China berusaha mandiri dalam pengembangan chip AI untuk mengurangi ketergantungan pada AS.
Baidu dan Huawei sedang memimpin inovasi di sektor chip AI dengan produk-produk terbaru mereka.
Amerika Serikat dan China tengah terlibat dalam persaingan sengit di bidang teknologi kecerdasan buatan (AI). AS membatasi ekspor chip AI canggih ke China untuk mencegah China menggunakan teknologi tersebut untuk kepentingan militer. Kebijakan ini justru memotivasi China agar mengembangkan chip AI secara mandiri.
Pemerintah China mendorong perusahaan teknologi lokal untuk menggunakan chip buatan dalam negeri dengan memberikan insentif, seperti diskon listrik 50% untuk data center yang memakai chip lokal. Ini upaya untuk mengurangi ketergantungan pada teknologi luar terutama AS.
Baidu, perusahaan teknologi China, memperkenalkan dua chip baru, M100 dan M300, yang akan dirilis pada 2026 dan 2027. Chip ini dirancang untuk menangani tugas inferensi dan pelatihan AI, sehingga meningkatkan kemampuan AI secara signifikan.
Selain itu, Baidu juga mengumumkan produk supernode Tianchi 256 yang terdiri dari banyak chip untuk meningkatkan performa secara keseluruhan. Produk ini bahkan diklaim lebih kuat dari sistem chip canggih dari perusahaan Amerika seperti Nvidia.
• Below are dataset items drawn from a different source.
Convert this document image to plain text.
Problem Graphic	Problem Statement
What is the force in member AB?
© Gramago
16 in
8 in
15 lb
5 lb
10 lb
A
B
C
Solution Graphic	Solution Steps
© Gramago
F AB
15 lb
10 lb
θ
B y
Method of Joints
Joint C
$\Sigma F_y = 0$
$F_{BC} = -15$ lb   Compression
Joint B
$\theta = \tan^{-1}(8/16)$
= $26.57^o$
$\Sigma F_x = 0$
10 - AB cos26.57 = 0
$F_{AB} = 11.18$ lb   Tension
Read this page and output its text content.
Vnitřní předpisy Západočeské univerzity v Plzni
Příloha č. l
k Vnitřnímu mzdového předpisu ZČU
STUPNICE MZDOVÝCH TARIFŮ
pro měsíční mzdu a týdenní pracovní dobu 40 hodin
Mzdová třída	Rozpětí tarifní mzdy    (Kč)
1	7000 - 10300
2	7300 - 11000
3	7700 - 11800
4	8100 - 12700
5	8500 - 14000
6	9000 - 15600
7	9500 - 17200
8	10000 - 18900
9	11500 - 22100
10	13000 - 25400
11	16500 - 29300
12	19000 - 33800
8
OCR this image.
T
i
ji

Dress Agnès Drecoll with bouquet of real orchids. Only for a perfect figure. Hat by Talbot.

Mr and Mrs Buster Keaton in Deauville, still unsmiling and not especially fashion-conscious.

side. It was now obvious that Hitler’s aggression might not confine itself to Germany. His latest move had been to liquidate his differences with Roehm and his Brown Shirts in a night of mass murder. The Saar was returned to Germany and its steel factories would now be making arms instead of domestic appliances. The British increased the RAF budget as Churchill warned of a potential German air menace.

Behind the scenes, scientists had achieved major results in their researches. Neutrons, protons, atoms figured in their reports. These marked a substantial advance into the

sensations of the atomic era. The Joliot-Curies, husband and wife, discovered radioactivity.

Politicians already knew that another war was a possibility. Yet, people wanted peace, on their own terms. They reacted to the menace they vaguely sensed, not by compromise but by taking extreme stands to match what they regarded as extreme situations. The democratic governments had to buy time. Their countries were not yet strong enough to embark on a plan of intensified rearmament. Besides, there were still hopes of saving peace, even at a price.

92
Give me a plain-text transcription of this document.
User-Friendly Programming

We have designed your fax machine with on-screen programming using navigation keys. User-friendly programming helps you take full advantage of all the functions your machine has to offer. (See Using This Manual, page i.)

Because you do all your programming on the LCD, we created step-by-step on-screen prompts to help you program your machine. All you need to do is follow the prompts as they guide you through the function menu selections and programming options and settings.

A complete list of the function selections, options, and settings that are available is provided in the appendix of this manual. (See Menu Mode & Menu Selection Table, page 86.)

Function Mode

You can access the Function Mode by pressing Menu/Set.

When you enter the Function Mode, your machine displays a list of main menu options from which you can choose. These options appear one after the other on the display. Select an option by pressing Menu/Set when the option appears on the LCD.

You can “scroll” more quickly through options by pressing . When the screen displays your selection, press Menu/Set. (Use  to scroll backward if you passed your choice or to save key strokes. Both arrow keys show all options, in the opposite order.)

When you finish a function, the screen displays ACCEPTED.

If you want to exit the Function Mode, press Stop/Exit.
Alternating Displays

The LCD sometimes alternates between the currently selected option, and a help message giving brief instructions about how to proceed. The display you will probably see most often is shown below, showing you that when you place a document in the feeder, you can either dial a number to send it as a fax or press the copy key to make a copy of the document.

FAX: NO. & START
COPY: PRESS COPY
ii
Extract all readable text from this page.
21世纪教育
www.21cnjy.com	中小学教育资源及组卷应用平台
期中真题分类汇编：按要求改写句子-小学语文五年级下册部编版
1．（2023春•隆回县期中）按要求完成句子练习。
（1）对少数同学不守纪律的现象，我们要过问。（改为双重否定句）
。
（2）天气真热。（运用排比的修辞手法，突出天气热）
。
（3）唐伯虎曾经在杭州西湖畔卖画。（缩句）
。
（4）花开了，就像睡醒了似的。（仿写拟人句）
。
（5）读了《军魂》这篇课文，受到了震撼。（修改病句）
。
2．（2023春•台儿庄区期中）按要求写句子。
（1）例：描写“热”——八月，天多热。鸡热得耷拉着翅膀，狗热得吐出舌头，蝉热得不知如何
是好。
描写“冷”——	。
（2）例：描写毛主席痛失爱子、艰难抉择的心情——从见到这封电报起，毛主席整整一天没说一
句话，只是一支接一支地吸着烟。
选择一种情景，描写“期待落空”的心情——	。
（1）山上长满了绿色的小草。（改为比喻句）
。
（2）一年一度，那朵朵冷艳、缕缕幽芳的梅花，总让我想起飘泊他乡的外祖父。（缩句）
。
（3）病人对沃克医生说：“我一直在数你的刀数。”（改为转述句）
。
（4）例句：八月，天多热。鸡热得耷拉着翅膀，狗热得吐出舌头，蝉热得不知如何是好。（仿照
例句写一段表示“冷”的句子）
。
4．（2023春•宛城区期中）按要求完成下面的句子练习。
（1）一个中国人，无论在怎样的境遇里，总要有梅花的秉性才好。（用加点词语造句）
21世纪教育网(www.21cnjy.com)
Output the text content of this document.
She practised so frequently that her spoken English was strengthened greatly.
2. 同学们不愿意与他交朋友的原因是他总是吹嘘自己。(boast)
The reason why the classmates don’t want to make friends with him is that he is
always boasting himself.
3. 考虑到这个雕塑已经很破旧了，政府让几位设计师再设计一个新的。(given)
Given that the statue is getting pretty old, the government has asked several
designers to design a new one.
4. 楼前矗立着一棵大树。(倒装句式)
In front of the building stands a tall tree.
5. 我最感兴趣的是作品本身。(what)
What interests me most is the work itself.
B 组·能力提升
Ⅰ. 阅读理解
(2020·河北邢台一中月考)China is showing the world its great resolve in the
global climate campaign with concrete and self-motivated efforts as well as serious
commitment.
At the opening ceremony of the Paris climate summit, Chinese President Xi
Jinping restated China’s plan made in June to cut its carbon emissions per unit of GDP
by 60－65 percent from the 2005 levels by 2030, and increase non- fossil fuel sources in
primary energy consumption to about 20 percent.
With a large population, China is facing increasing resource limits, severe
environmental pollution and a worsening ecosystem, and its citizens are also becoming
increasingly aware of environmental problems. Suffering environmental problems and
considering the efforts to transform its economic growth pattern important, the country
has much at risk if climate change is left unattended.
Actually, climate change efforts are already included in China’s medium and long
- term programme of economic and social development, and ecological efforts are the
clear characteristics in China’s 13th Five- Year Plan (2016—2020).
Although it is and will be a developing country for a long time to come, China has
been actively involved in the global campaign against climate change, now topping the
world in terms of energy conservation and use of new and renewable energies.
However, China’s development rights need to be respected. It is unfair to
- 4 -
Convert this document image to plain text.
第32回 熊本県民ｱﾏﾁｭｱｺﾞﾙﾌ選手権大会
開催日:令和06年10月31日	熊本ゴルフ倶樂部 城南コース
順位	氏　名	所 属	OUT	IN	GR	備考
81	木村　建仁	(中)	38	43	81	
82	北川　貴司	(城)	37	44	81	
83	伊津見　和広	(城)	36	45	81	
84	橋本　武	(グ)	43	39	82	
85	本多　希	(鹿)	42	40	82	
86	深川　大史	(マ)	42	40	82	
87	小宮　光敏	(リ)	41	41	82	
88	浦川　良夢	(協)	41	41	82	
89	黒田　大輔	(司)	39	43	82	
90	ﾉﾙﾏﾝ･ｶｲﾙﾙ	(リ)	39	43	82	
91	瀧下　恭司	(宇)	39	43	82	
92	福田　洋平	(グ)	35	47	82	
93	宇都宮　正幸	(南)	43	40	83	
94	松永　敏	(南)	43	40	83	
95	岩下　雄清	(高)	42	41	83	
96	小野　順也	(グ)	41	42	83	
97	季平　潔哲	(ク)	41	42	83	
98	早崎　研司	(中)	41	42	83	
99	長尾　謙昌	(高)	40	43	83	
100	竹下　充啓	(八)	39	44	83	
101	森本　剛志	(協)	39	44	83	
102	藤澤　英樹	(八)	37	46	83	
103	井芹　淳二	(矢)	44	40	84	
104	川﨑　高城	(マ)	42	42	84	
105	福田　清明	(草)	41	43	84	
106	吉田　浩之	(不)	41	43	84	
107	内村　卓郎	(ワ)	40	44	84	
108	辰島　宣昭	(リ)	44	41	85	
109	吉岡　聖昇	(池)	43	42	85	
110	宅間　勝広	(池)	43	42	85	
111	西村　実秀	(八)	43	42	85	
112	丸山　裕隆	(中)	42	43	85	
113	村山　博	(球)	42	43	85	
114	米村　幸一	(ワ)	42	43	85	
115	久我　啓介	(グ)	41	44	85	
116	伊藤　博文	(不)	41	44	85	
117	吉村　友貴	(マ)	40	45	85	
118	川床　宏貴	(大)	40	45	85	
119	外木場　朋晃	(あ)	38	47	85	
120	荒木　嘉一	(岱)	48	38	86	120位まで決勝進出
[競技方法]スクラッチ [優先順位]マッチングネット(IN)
Baidu juga merilis versi terbaru dari model bahasa besar Ernie yang dapat mengolah teks, gambar, dan video dengan sangat baik. Hal ini menunjukkan bahwa China tidak hanya fokus pada hardware tapi juga software AI berkualitas tinggi.
Analisis Ahli
Andrew Ng
Pengembangan chip AI oleh China mencerminkan pentingnya kontrol teknologi nasional dan akan mempercepat kemajuan AI secara global.Fei-Fei Li
Investasi China dalam chip lokal dan AI bisa mengubah lanskap persaingan dan memperkuat posisi teknologi mereka di pasar internasional.